声をかけて、二人の訪問の趣旨を聞く糸口にした。

「はい、徳田の新興住宅地と聞いていましたから場所は分かるし、後は表札を見れば先生の家が分かるだろうと見当をつけて来ました」。

徳田というのはこの周辺の住所地であり、昭和の初め頃まで徳田郷という村が有った所だ。

「先生、今日は四月以降の部活をどうしようかと思って二人で相談にきました」。

今度は及川君だった。二人とも学業成績が優秀で校内での成績は勿論、全国版の雑誌社主催の統一模擬試験を受けても好成績を残していた。熊谷君は岩手大学の医学部志望で及川君はW大学の政経学部を目指している。私は去年二人のクラス担任ではなかったが、部活の合間に本人達の口から進学志望校を直接聞いていた。

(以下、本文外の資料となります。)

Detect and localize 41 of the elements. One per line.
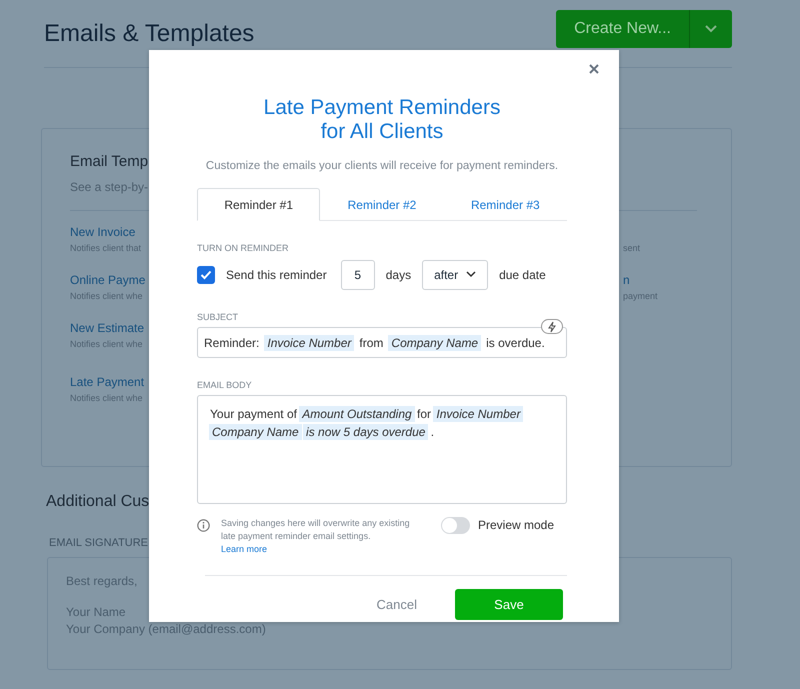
save-button[interactable]: Save bbox=[455, 589, 563, 620]
chevron-down-icon bbox=[466, 271, 476, 278]
template-link[interactable]: New Estimate bbox=[70, 321, 144, 337]
page-title: Emails & Templates bbox=[44, 20, 254, 48]
note-text: Saving changes here will overwrite any existing late payment reminder email settings. bbox=[221, 517, 411, 543]
template-link[interactable]: n bbox=[623, 273, 630, 287]
field-label: EMAIL BODY bbox=[197, 380, 253, 390]
section-title: Additional Cus bbox=[46, 493, 150, 511]
checkbox-label: Send this reminder bbox=[226, 268, 327, 282]
lightning-icon[interactable] bbox=[541, 319, 563, 334]
email-body-field[interactable]: Your payment of Amount Outstanding for Invoice Number Company Name is now 5 days overdue . bbox=[197, 395, 567, 504]
dialog-subtitle: Customize the emails your clients will receive for payment reminders. bbox=[204, 160, 560, 172]
toggle-label: Preview mode bbox=[478, 517, 554, 534]
card-title: Email Temp bbox=[70, 153, 148, 170]
learn-more-link[interactable]: Learn more bbox=[221, 544, 268, 554]
days-field[interactable]: 5 bbox=[340, 260, 375, 290]
dialog-title: Late Payment Reminders bbox=[264, 96, 500, 120]
days-label: days bbox=[386, 268, 412, 282]
reminder-tab[interactable]: Reminder #2 bbox=[320, 188, 444, 221]
template-link[interactable]: Late Payment bbox=[70, 375, 144, 391]
close-icon bbox=[589, 64, 599, 74]
field-label: SUBJECT bbox=[197, 312, 240, 322]
field-label: EMAIL SIGNATURE bbox=[49, 537, 148, 549]
check-icon bbox=[200, 270, 212, 280]
close-button[interactable] bbox=[589, 64, 599, 74]
reminder-tab[interactable]: Reminder #1 bbox=[197, 188, 320, 221]
template-link[interactable]: Online Payme bbox=[70, 273, 146, 289]
subject-field[interactable]: Reminder: Invoice Number from Company Name is overdue. bbox=[197, 327, 567, 358]
checkbox[interactable] bbox=[197, 266, 215, 284]
due-date-label: due date bbox=[499, 268, 546, 282]
field-label: TURN ON REMINDER bbox=[197, 243, 290, 253]
chevron-down-icon bbox=[704, 24, 718, 34]
cancel-button[interactable]: Cancel bbox=[368, 591, 425, 618]
info-icon bbox=[197, 519, 210, 532]
timing-dropdown[interactable]: after bbox=[422, 260, 488, 290]
reminder-tab[interactable]: Reminder #3 bbox=[444, 188, 567, 221]
dialog-title: for All Clients bbox=[320, 120, 444, 144]
create-new-button[interactable]: Create New... bbox=[556, 10, 690, 48]
template-link[interactable]: New Invoice bbox=[70, 225, 136, 241]
preview-toggle[interactable] bbox=[441, 517, 470, 534]
card-subtitle: See a step-by- bbox=[70, 180, 148, 194]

  部活をどうしようかという言葉は私には二つの解釈が出来た。一つは部を辞める、もう一つはまだ早いが部活の一年間の目標を立てる、の二つである。二人は一瞬口ごもり躊躇する仕草を見せた。

「二人とも新聞部を辞めたいのです」。

及川君が意を決したように言った。その選択枝は私が考えてもあり得ることだ。二人の進学志望校と学部は決して簡単に入れるところではない。二人にとってこれからの一年間は受験勉強中心にならざるを得ないだろう。受験の失敗で浪人生活をするようになれば一年という時間を更に受験勉強のために取られる。それだけでなく、その間の経済的負担の支えや家族の支えも必要とされる。